The first I heard of the new candidate was when he was indirectly referred to by SWP and SIPTU member Melissa Halpin from the platform of a session of the Irish Social Forum gathering last Saturday. The candidate is Derek Delaney, a Dun Laoghaire-Rathdown council worker, who is, Melissa Halpin said, standing on the bin tax issue. As regards the bin tax, there has been no one more forceful than myself in SIPTU or the Dublin Council of Trade Unions for action on the bin tax. And after Indymedia my very first electoral outing was a leaflet (received by several SWP members), for the 11th October DCTU march, which focused on the bins issue!
This SWP candidacy is either for straight, barely-disguised party advantage, using the election to raise the SWP name, or to punish me for not standing down for Kieran Allen, or as an act of revenge following the DCTU march on 11th October. When I could not support Brid Smith's aggressive demand to speak at the demonstration, because the speakers had already been decided at an executive meeting, she threatened, “I won’t forget this”. A week later this sabotaging candidacy emerges. When I confronted SWP and SIPTU member Helena McNeill, immediately after learning of the SWP candidacy, she said, “You stopped Brid Smith speaking at the Trades Council march”. Why is this lie being given currency?
When I confronted Melissa Halpin after her announcement she said I would not talk to them about the election. Yet she did not know about the letter (quoted above) I had sent to Kieran Allen with a copy to Marnie Holborow. Why is the lie that I would not talk to the SWP being given currency, when I have heard nothing from them since my letter of seven weeks ago? Why has my letter or even its existence not been communicated to even the SWP’s own SIPTU activists?!

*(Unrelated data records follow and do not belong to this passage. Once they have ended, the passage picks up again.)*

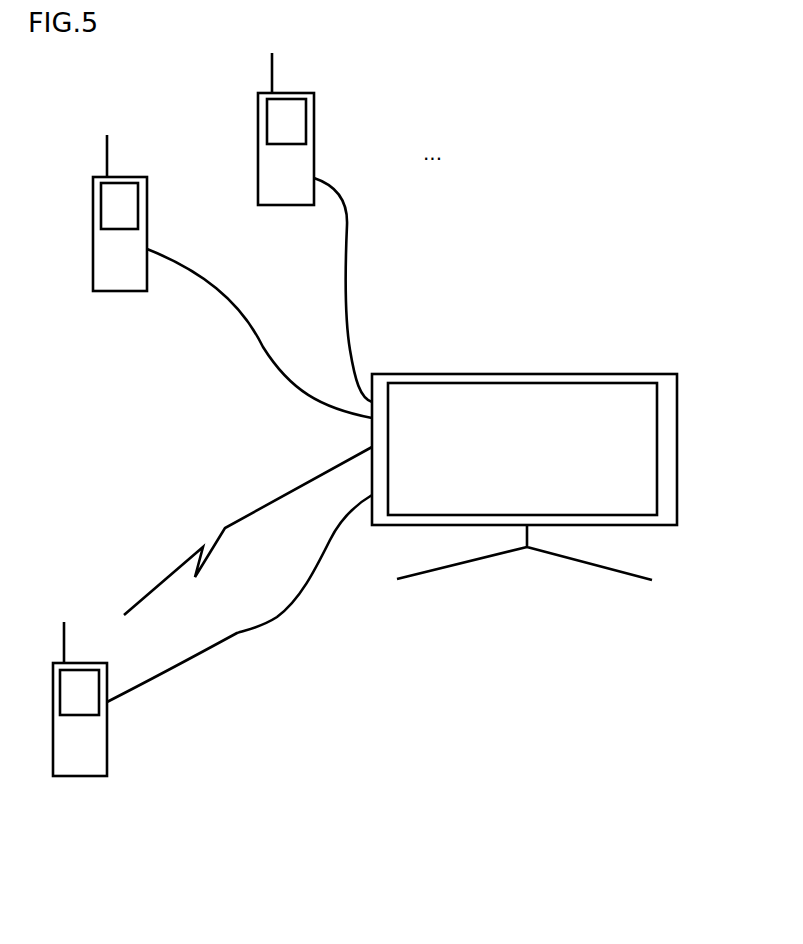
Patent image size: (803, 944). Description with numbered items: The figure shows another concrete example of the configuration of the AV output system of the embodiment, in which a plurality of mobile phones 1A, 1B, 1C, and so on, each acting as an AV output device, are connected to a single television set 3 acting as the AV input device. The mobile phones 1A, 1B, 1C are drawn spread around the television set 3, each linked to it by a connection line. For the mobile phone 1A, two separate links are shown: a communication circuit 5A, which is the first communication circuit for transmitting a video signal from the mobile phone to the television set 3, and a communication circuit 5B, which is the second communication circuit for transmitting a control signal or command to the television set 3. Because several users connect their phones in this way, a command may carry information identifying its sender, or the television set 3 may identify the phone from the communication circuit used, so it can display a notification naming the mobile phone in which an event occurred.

The television set 3 is at (640, 374).
The mobile phone 1A is at (92, 663).
The mobile phone 1B is at (132, 177).
The mobile phone 1C is at (300, 93).
The communication circuit 5A is at (203, 547).
The communication circuit 5B is at (188, 657).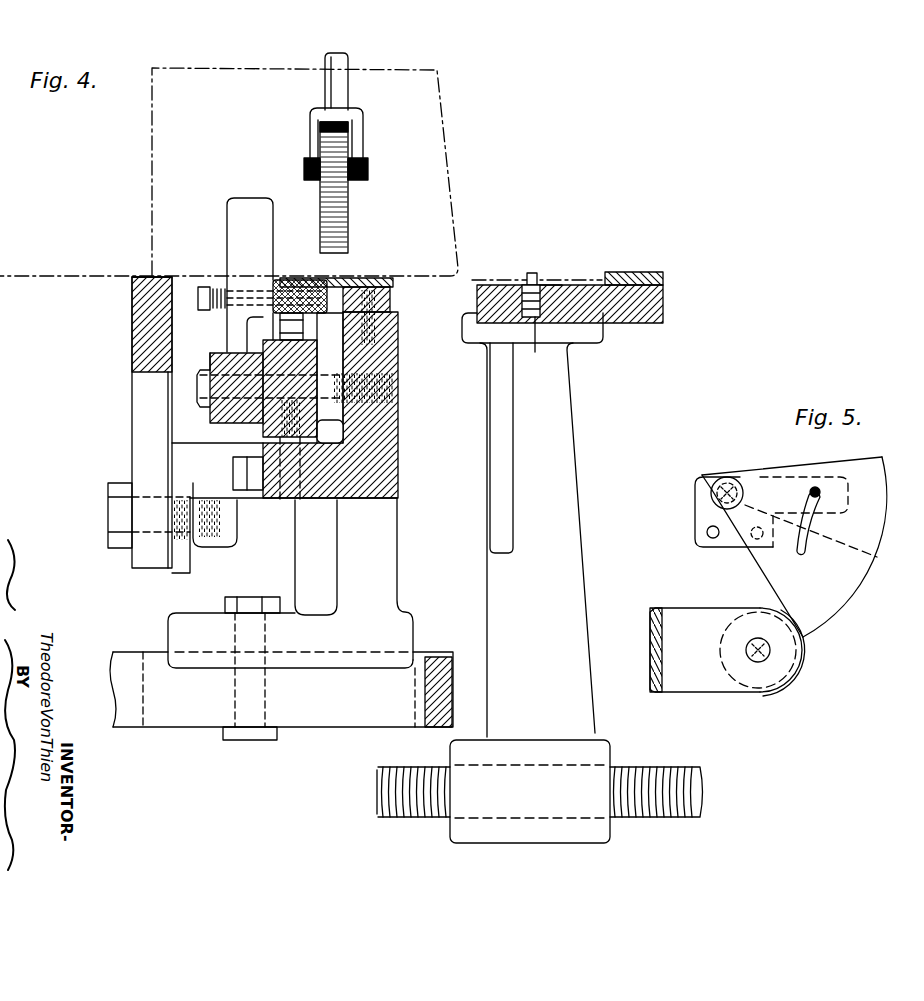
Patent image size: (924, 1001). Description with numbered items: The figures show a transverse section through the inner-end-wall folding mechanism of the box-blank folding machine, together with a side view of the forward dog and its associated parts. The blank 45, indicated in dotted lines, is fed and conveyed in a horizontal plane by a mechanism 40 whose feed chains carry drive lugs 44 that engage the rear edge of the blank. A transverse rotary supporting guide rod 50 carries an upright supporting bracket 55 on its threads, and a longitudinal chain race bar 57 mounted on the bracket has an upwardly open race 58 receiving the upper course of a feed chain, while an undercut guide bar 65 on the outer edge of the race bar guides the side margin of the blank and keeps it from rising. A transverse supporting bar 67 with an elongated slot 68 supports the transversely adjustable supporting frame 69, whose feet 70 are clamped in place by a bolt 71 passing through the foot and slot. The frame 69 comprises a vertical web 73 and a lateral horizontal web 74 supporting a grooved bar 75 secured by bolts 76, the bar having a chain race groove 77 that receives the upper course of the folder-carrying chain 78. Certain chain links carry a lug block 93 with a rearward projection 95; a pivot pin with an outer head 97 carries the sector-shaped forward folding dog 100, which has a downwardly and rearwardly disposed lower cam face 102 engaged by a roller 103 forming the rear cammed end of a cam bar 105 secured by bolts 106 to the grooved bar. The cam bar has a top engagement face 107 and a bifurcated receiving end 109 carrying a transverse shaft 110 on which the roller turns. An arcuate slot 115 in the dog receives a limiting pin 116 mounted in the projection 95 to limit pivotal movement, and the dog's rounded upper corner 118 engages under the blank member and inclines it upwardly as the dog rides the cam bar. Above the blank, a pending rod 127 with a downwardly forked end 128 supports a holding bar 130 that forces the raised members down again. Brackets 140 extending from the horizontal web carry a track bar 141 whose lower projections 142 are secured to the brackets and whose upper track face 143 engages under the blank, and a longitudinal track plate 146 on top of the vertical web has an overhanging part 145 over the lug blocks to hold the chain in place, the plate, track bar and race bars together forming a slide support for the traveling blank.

The effect will be to split the left vote. Nothing but the span and force of their party machine will gain votes for their candidate, who will be saying basically the same things as me but with a weaker record and standing within our Union. I demand that the SWP withdraw their candidate. This has nothing to do with individualism. If Carolann was running I would not dream of running. If someone of the standing of Clare Daly were running I would gladly pass this chalice to others happier at electioneering. I call on all activists who have at heart the interests of SIPTU and of building a rank and file movement, rather than the narrowest of organisational interests, to demand that the SWP drop this act of undiluted cynical opportunism. I ask all SIPTU Branches to give their Nomination to a genuine candidate and not lend credence to a cheap party-building manoeuvre!
Last weekend at the Irish Social Forum the SWP distributed a printed version of the Gresham Hotel leaflet (above) which said on the reverse side, in relation to the bin tax campaign: “There can be no room for one-up-man-ship by any one party that seeks to dictate policy” (see www.swp.ie ). It seems that this perfectly correct principle is meant to apply only to situations where other parties besides the SWP dominate.
President, SIPTU Electronics and Engineering Branch.